2.2. Het betoog van de staatssecretaris, dat de rechtbank ten onrechte heeft overwogen dat hij de vreemdeling ten onrechte heeft tegengeworpen dat hij inconsistent heeft verklaard over het tijdstip van bewustwording, slaagt. Anders dan de rechtbank heeft overwogen, blijkt uit de verslagen van de drie gehouden gehoren dat er zowel is gevraagd naar de leeftijd waarop hij ontdekte dat hij zich anders voelde dan andere jongens als naar de leeftijd waarop hij zijn seksuele gerichtheid daadwerkelijk besefte. In zijn antwoorden op één van de belangrijkste vragen, namelijk die over het moment waarop of de periode waarin hij zich bewust is geworden van zijn seksuele gerichtheid, heeft de vreemdeling wisselend, met een verschil van meer jaren, verklaard. De staatssecretaris betoogt terecht dat het tijdsverloop sinds de gehoren geen voldoende rechtvaardiging vormt voor deze uiteenlopende verklaringen.
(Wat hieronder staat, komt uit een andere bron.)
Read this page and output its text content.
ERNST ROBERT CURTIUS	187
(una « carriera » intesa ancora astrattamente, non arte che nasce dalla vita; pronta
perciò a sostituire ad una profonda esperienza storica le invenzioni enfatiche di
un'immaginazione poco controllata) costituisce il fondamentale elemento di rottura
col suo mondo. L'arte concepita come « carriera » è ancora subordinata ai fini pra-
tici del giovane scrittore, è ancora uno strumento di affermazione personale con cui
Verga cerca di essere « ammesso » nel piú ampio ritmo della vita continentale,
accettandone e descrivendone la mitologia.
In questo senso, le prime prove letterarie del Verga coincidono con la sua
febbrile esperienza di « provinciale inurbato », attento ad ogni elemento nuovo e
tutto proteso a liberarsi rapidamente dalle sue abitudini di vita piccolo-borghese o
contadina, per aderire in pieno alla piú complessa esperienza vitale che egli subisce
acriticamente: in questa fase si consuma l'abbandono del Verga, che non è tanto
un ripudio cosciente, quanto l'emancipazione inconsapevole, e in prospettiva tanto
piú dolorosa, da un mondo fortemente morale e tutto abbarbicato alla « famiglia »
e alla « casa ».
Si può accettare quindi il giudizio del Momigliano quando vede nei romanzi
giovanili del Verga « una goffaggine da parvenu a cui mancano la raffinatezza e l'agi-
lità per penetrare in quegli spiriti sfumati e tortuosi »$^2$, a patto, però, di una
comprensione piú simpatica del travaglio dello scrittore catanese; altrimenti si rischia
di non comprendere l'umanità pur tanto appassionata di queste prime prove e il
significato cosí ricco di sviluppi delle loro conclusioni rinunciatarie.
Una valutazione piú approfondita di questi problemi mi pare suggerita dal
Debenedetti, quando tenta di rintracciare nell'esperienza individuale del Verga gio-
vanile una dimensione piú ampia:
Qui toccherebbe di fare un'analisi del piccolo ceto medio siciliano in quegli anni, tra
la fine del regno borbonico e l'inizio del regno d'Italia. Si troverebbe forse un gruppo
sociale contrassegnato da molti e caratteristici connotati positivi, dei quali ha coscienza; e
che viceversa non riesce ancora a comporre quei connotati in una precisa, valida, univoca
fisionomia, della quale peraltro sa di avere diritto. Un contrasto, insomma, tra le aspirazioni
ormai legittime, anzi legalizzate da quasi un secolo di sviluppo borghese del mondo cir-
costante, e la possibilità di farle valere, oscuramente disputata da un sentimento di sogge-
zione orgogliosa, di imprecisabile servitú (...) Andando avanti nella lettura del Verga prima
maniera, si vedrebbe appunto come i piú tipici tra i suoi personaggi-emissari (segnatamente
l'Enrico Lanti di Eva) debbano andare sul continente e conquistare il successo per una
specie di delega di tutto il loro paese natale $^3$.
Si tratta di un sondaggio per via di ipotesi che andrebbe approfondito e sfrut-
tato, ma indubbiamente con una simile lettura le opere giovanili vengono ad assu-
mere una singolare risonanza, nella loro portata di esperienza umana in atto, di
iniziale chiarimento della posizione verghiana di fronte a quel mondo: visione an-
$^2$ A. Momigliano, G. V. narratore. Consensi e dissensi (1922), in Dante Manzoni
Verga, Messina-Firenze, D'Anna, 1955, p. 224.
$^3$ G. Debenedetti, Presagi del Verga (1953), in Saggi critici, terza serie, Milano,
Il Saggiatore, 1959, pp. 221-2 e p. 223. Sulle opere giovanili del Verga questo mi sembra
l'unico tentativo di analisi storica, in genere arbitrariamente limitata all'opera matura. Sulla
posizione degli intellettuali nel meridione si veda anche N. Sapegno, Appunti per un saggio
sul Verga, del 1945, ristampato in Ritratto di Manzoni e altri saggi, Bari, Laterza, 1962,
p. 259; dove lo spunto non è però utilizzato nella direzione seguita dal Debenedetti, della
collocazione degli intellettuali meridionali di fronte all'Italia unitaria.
2.3. Het betoog van de staatssecretaris, dat de rechtbank zich voor haar oordeel ten onrechte heeft beperkt tot de vier belangrijkste argumenten waarom hij de gestelde seksuele gerichtheid van de vreemdeling ongeloofwaardig acht, slaagt eveneens. Nu uit het voorgaande volgt dat de rechtbank ten onrechte heeft overwogen dat de staatssecretaris de ongeloofwaardigheid van die seksuele gerichtheid met zijn vier belangrijkste argumenten niet deugdelijk heeft gemotiveerd, heeft zij eveneens ten onrechte de overige argumenten van de staatssecretaris die hij aan zijn standpunt ten grondslag heeft gelegd, onbesproken gelaten.
De grief slaagt.
Conclusie hoger beroep
3. Het hoger beroep is kennelijk gegrond. De aangevallen uitspraak moet worden vernietigd. Doende hetgeen de rechtbank zou behoren te doen, zal de Afdeling het besluit van 20 januari 2016 toetsen in het licht van de daartegen in eerste aanleg aangevoerde beroepsgronden, voor zover daarop, na wat hiervoor is overwogen, nog moet worden beslist.
Beroep
4. De vreemdeling heeft in beroep betoogd dat de staatssecretaris zijn gestelde seksuele gerichtheid en de daardoor ondervonden problemen ten onrechte ongeloofwaardig heeft geacht. Daartoe betoogt hij onder meer, samengevat weergegeven en voor zover thans nog van belang, dat de staatssecretaris zich ten onrechte op het standpunt heeft gesteld dat hij wisselend heeft verklaard over de bekendheid van zijn seksuele gerichtheid bij zijn familie. Verder betoogt de vreemdeling dat hij tijdens de gehoren niet specifiek is bevraagd over de kerkbezoeken en dat de herinneringen daaraan naar eigen zeggen pas later bij hem naar boven zijn gekomen. Verder betoogt hij dat de staatssecretaris niet heeft toegelicht waarom hij, ondanks dat niet is betwist dat het verschijnen voor een orakel een welbekend gebruik is in Nigeria, het in het geval van de vreemdeling bevreemdend acht dat hij wegens zijn seksuele gerichtheid voor het orakel moest verschijnen. Voorts betoogt de vreemdeling dat de staatssecretaris hem ten onrechte heeft tegengeworpen dat hij geen namen kan noemen van mensen uit de dorpsraad, voor wie hij naar eigen zeggen ook zou moeten verschijnen, omdat hem dit niet is gevraagd. Voorts betoogt hij dat de staatssecretaris zich ten onrechte op het standpunt heeft gesteld dat hij ongeloofwaardig heeft verklaard over het contact met een vrouw via Facebook, omdat hij daarmee slechts de schijn heeft willen ophouden dat hij heteroseksueel is.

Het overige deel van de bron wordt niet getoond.